La fermeture de deux sites d'Amora dont celui de Dijon, annoncée par Unilever, s'accompagne d'un transfert d'activité vers le site proche de Chevigny-Saint-Sauveur qui se voit ainsi "pérennisé", a souligné mardi le secrétaire d'Etat chargé du Commerce et de l'Artisanat Hervé Novelli.
Interrogé à l'Assemblée nationale par Bernard Depierre (UMP - Côte d'Or), M. Novelli a expliqué qu'il s'agissait "pour le groupe Unilever de restructurer ses sites de production et de faire en sorte qu'il y ait un regroupement de la production dans la périphérie de Dijon. "Il s'agit d'une pérennisation de la présence du groupe et d'Amora sur le site
de Chevigny-Saint-Sauveur", situé à 10 km de Dijon, a-t-il estimé.

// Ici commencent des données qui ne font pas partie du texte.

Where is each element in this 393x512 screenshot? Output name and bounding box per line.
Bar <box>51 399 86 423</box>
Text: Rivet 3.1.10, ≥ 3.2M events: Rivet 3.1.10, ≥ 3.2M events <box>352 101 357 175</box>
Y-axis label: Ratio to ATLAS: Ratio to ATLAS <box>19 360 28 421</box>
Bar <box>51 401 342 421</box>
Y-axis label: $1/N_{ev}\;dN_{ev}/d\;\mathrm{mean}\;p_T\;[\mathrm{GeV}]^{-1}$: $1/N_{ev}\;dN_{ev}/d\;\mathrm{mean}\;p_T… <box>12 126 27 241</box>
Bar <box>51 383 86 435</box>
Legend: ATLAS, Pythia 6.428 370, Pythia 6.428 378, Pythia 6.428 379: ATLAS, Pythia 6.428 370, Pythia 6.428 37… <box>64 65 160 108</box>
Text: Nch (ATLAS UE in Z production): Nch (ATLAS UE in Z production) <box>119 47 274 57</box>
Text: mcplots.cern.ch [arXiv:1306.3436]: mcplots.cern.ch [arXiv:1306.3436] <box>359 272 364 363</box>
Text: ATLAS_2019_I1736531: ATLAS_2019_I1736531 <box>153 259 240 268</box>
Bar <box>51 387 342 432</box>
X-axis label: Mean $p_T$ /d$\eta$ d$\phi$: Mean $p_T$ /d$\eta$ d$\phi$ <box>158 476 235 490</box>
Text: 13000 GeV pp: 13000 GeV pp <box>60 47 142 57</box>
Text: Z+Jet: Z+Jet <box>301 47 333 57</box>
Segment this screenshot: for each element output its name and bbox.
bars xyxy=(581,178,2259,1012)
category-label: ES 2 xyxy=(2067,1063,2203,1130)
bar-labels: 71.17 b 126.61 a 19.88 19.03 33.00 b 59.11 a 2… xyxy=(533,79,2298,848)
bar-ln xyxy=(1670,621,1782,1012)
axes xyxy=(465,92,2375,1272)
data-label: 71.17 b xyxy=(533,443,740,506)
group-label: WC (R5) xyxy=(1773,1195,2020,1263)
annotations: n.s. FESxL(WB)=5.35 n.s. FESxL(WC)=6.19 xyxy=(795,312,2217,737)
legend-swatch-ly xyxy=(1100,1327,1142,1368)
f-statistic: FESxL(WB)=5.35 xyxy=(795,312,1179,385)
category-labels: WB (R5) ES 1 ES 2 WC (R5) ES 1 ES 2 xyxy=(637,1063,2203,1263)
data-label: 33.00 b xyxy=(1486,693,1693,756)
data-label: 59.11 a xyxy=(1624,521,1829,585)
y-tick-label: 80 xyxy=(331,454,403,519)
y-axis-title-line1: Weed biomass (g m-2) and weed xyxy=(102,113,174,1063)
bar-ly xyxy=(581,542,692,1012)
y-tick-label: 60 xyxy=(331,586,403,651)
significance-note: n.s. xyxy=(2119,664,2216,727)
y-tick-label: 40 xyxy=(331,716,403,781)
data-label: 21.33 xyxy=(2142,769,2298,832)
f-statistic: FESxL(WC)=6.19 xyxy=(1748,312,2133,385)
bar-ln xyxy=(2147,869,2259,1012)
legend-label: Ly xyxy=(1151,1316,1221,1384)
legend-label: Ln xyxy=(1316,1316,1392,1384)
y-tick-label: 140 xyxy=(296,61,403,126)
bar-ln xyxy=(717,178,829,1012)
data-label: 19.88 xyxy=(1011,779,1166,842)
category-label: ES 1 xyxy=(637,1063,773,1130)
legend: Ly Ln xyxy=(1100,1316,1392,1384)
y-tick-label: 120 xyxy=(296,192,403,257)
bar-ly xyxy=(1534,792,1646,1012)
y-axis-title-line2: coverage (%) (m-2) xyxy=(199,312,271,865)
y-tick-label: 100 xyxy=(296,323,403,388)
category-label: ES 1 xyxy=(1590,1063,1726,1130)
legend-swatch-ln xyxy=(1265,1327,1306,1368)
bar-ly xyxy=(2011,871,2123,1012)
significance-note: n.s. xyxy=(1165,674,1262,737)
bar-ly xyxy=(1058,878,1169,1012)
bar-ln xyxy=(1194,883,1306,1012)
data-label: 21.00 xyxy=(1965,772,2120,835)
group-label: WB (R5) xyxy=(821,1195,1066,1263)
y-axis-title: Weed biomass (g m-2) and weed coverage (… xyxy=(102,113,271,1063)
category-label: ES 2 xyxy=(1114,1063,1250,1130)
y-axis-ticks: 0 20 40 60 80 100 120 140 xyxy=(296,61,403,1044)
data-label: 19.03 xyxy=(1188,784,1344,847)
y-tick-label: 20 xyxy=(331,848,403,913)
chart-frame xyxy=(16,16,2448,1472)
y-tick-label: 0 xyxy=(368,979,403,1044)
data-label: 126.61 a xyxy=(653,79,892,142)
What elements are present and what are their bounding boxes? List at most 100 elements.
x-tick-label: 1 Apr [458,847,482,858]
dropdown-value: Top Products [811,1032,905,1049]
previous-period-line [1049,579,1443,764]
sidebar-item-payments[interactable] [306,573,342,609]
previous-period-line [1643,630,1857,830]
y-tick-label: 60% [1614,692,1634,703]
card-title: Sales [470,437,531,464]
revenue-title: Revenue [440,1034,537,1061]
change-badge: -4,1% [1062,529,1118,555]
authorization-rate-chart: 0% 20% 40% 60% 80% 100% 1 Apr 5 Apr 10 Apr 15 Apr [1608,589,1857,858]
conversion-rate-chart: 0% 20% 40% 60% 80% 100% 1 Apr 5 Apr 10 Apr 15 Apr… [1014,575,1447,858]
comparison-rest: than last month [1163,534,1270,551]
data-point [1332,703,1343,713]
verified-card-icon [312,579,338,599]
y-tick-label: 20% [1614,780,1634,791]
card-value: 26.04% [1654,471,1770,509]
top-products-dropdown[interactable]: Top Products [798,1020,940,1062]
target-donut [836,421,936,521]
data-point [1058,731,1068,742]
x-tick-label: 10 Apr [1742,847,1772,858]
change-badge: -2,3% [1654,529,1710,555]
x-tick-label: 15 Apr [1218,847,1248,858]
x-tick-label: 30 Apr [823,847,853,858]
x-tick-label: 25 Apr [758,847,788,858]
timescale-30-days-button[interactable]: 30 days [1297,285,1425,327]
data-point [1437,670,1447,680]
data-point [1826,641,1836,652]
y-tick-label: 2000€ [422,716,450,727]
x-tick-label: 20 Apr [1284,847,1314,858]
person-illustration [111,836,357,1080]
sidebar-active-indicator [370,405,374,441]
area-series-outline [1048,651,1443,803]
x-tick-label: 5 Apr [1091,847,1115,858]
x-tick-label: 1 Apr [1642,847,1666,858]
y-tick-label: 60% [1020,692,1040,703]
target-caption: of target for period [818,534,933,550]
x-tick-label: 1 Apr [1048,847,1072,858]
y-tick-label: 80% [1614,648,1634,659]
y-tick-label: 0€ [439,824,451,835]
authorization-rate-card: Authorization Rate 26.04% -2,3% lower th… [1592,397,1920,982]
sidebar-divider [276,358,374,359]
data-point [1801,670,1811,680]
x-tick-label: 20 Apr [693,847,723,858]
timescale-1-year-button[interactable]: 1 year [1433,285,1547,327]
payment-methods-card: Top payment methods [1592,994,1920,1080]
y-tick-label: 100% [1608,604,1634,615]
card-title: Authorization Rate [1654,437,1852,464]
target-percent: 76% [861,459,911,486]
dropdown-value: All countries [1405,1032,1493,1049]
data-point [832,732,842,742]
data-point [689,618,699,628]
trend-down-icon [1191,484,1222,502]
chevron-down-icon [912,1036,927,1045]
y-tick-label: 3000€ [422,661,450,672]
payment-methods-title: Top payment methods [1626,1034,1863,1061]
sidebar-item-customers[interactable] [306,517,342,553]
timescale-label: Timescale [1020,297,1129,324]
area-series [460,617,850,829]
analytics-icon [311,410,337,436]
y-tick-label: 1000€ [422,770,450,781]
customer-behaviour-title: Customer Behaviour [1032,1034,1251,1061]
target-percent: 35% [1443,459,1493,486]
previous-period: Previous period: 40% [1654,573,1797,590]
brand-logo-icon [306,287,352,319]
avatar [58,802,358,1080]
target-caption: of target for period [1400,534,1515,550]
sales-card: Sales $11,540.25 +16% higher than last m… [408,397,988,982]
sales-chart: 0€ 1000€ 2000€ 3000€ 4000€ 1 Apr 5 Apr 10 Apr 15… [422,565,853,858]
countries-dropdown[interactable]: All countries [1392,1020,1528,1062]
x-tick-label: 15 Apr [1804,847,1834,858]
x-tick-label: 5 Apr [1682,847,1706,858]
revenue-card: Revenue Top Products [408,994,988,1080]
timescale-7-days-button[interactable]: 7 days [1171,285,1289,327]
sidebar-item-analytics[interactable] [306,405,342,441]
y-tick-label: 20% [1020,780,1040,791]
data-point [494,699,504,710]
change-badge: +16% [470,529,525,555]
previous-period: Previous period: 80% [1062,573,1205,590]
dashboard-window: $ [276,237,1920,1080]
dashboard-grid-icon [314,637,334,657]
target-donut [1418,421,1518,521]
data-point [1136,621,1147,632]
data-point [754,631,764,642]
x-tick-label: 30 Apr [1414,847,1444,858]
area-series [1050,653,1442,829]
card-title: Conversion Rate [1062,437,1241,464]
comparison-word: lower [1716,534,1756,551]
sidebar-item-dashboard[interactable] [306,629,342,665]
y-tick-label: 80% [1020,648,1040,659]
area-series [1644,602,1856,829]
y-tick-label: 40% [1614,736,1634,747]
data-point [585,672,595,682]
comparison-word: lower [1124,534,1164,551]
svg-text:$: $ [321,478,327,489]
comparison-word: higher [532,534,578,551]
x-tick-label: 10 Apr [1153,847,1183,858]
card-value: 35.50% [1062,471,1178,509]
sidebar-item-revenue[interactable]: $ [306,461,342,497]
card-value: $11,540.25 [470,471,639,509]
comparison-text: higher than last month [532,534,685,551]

M. Novelli a précisé qu'une partie des 265 suppressions de poste annoncées "fera l'objet de transfert" vers le site de Chevigny (Côte d'Or), tandis qu'"une autre partie des personnels seront reclassés à l'intérieur du groupe Unilever".
Enfin, à l'occasion du lancement d'une plateforme logistique créant 300 emplois dans la périphérie de Dijon, "la moitié des emplois créés sera réservée aux salariés d'Amora", a-t-il dit.
Passé sous la coupe d'Unilever en 2000, Amora-Maille a annoncé jeudi la fermeture de son site historique de Dijon, fondé en 1900, et de celui d'Appoigny (Yonne). Selon la direction, les activités industrielles seront "concentrées à Chevigny", où "un pôle +Recherche et Développement+ dédié aux produits fabriqués à l'usine" sera implanté et "10 millions d'euros investis pour en faire un site de référence en Europe pour la fabrication des mayonnaises, moutardes, vinaigres et cornichons".